Created on 2020-04-16 by the reprex package (v0.3.0) And this:

packageVersion("gtfsrouter")
#> [1] '0.0.1.3'

Created on 2020-04-16 by the reprex package (v0.3.0)

It looks like I am missing something in my R settings but no idea what can it be. Do you have any hint about what should I look for? Thanks

mpadge commented 4 years ago

The first error:

Warning in system2(zip, args, input = input, invisible = TRUE): '"zip"' not found

indicates just what it says at the end. The command unzip is failing for some OS-specific reason. Try running unzip directly to see whether you can unzip archives within R or not.

The remainder are repeats of this kind of pattern:

#> (paste0("(", : '(unzip -p gtfs.zip "calendar_dates.txt") > C:
#> \Users\stepniak\AppData\Local\Temp\RtmpcdC2YK\file95c64af4fb9' execution failed
#> with error code 1
#> Warning in data.table::fread(cmd = paste0("unzip -p ", filename, " \"", : File
#> 'C:\Users\stepniak\AppData\Local\Temp\RtmpcdC2YK\file95c64af4fb9' has size 0.

The first line is the actual code from gtfsrouter that is called here, which is an attempt to extract that specific file from the zip archive.
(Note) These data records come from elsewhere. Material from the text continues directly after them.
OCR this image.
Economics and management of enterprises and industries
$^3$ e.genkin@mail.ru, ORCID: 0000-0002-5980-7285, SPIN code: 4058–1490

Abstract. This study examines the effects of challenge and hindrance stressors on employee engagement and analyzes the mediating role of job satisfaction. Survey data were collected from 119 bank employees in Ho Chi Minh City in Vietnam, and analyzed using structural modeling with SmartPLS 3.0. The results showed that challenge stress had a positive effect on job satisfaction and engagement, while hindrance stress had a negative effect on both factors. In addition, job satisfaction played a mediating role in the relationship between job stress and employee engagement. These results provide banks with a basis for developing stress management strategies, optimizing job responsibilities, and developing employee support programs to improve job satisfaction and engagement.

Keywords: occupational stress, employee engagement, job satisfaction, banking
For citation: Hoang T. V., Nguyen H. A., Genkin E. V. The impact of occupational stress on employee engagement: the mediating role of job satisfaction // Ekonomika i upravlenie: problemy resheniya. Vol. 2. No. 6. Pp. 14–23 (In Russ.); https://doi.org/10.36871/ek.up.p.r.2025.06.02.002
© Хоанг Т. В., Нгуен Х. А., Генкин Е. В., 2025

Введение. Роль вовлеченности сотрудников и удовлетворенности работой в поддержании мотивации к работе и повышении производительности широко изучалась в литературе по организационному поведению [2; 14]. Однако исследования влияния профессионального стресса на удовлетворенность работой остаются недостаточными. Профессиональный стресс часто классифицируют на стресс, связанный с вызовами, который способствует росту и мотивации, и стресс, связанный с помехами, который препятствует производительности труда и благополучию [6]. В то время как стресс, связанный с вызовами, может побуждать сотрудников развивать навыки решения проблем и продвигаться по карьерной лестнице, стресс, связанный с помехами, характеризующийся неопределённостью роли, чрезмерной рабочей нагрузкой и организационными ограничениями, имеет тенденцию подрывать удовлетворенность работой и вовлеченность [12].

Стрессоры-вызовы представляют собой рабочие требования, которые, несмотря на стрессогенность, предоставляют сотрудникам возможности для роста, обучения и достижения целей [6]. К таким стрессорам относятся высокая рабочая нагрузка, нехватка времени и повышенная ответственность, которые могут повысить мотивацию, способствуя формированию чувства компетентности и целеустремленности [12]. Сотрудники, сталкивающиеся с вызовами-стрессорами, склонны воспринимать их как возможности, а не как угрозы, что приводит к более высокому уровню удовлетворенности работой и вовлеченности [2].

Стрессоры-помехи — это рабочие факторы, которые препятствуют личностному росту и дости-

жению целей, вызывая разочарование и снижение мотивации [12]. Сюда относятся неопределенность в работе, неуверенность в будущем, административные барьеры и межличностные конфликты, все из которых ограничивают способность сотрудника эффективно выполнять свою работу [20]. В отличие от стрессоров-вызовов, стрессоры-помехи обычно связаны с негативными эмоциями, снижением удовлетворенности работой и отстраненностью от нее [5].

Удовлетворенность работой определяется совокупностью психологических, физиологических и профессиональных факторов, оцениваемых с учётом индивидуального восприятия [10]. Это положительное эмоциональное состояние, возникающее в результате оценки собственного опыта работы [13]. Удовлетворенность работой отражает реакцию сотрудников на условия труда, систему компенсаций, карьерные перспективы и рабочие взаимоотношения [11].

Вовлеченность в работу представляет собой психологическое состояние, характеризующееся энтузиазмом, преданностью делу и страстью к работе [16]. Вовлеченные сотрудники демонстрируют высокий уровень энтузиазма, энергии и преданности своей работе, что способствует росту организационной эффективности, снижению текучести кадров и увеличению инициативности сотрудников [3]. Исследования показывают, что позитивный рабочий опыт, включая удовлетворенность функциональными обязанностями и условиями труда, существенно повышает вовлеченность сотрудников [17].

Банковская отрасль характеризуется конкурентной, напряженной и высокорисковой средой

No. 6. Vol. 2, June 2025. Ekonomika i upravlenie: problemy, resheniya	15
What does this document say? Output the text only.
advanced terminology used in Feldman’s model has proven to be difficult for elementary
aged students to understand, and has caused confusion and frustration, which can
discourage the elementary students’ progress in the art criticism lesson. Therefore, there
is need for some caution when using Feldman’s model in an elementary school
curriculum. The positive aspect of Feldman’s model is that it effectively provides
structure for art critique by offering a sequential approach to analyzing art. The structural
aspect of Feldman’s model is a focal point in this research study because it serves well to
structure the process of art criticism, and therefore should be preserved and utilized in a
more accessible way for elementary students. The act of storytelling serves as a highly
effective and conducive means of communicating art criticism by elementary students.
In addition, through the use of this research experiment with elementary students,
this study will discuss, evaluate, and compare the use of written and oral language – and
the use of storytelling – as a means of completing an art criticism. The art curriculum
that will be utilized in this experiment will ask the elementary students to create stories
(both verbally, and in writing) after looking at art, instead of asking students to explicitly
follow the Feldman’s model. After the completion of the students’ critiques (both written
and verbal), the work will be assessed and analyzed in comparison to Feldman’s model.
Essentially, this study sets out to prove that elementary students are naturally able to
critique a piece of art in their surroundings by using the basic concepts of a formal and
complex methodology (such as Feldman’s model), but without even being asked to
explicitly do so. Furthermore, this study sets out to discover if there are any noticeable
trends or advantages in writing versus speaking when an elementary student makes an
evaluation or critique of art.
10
I don't know what "error code 1" means on your windows OS, but the next line is an attempt to read that file which has obviously not been successfully extracted. So all of these problems appear to arise because unzip is not working in R. Again, and as said above, try running that command manually until you figure out to get it working, and then you should at least be able to start.

My output from your code above:

library (gtfsrouter)
if (!file.exists ("warsaw-gtfs.zip"))
    download.file("https://mkuran.pl/feed/ztm/ztm-latest.zip", "warsaw-gtfs.zip")
gtfs <- extract_gtfs("warsaw-gtfs.zip")
#> Warning: This feed contains no transfers.txt
#> Warning in data.table::fread(cmd = paste0("unzip -p ", filename, " \"", :
#> Detected 7 column names but the data has 8 columns (i.e. invalid file). Added 1
#> extra default column name for the first column which is guessed to be row names
#> or an index. Use setnames() afterwards if this guess is not correct, or fix the
#> file write command that created the file to create a valid file.
#> Warning in data.table::fread(cmd = paste0("unzip -p ", filename, " \"", :
#> Discarded single-line footer: <<"Bus shapes (under ODbL licnese): ©
#> OpenStreetMap contributors",pl,0,0,1,1,"https://www.openstreetmap.org/
#> copyright">>

Created on 2020-04-16 by the reprex package (v0.3.0)

So it will read, but you won't be able to do any routing with it until a "transfers.txt" table has been constructed and inserted. (You can either insert this in the directory itself, re-zip the whole thing, and extract_gtfs again, or you can just add a data.table version of the transfers data to the result in R, and go from there.)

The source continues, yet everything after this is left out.